I’m on the board of the housing cooperative (for those of you outside NYC, it’s a condo-like housing system where you own shares in a corporation rather than an actual apartment), and we do something unusual every month when our fuel bill comes in.
Our buildings are heated by natural gas, and the crash in gas prices due to the huge supply increases from the shale boom means that one of our biggest coop expenses has been falling for quite a while.
But nothing like that looks to happen in Europe for some time. The energy revolution over there is on hold.
In America, the shale gas revolution is already well underway. As a result, supplies are abundant, prices are at 10-year lows, and tens of thousands of well-paid jobs are popping up. Europe’s gas reserves are estimated to be formidable—639 trillion cubic feet by some measures, almost as good as the U.S. figure of 862 trillion cubic feet. The exploitation of this resource would not only help the continent strategically by reducing its dependence on Russia; it could also contribute handsomely to several countries’ bottom lines at a time when runaway budget deficits and austerity are increasingly becoming the norm.

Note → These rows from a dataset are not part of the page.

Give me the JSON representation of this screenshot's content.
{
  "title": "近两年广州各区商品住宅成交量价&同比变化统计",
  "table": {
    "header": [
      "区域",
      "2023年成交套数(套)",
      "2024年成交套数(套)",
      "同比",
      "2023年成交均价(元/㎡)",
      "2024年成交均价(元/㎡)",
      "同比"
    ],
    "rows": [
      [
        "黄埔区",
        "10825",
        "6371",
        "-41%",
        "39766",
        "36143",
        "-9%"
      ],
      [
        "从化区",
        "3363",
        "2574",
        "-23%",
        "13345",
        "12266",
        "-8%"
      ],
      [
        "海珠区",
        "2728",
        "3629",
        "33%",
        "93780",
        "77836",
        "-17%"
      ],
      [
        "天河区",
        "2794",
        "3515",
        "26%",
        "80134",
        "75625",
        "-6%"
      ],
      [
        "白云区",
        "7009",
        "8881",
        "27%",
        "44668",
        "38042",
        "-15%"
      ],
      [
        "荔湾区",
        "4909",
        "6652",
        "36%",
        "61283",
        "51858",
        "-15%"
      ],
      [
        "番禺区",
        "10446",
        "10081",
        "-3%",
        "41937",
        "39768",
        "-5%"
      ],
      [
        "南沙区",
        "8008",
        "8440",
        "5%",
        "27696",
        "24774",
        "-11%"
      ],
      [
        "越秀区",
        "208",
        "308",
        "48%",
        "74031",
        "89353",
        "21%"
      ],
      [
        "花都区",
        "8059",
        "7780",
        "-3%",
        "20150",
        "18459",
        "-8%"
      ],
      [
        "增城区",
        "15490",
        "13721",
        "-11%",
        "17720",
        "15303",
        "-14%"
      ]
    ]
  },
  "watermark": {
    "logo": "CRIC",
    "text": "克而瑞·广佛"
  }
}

But in Europe, people are still arguing over whether the revolution should go forward. The Financial Times outlines the various cases against it:
Environmental opposition to fracking, which involves injecting huge volumes of water, sand and chemicals deep underground to blast open the shale rock and release the gas trapped inside, is stronger in Europe than in the US. Fears that it could contaminate groundwater prompted France and Bulgaria to ban the practice. Romania and the Czech Republic could follow suit.
There are also widespread concerns that the process of exploiting shale releases large amounts of methane, a powerful greenhouse gas. Environmentalists also fret about the small earthquakes that shook parts of Lancashire in the UK last year in the vicinity of a shale gas drilling site. Oil companies insist fracking is safe when performed properly.
Another big obstacle is property rights. In the US, private individuals own the minerals underneath their land: in Europe, they are generally owned by the state. Persuading governments to let oilmen exploit their resources can be hard: US companies say it takes them a year to permit a well in Poland, compared with a few months in the US.
Beyond that, there is the argument that Europe is just too densely populated for intensive shale gas production. Unlike in the US, where shale plays tend to be far from human habitation, Europe’s can often be close to built-up areas.
There are advantages and disadvantages both to America’s eagerness to exploit new resources and to Europe’s caution. But the result will likely be that America moves forward into a promising new energy future while Europe plays catch-up. The economic gap between U.S. incomes and European incomes is likely to keep growing.
America often moves faster than most of the world to embrace new technologies. Sometimes that gets us in trouble; there are risks as well as rewards for early adapters. But more often, it pays off. Being nimble is an important advantage; let’s hope we keep it up.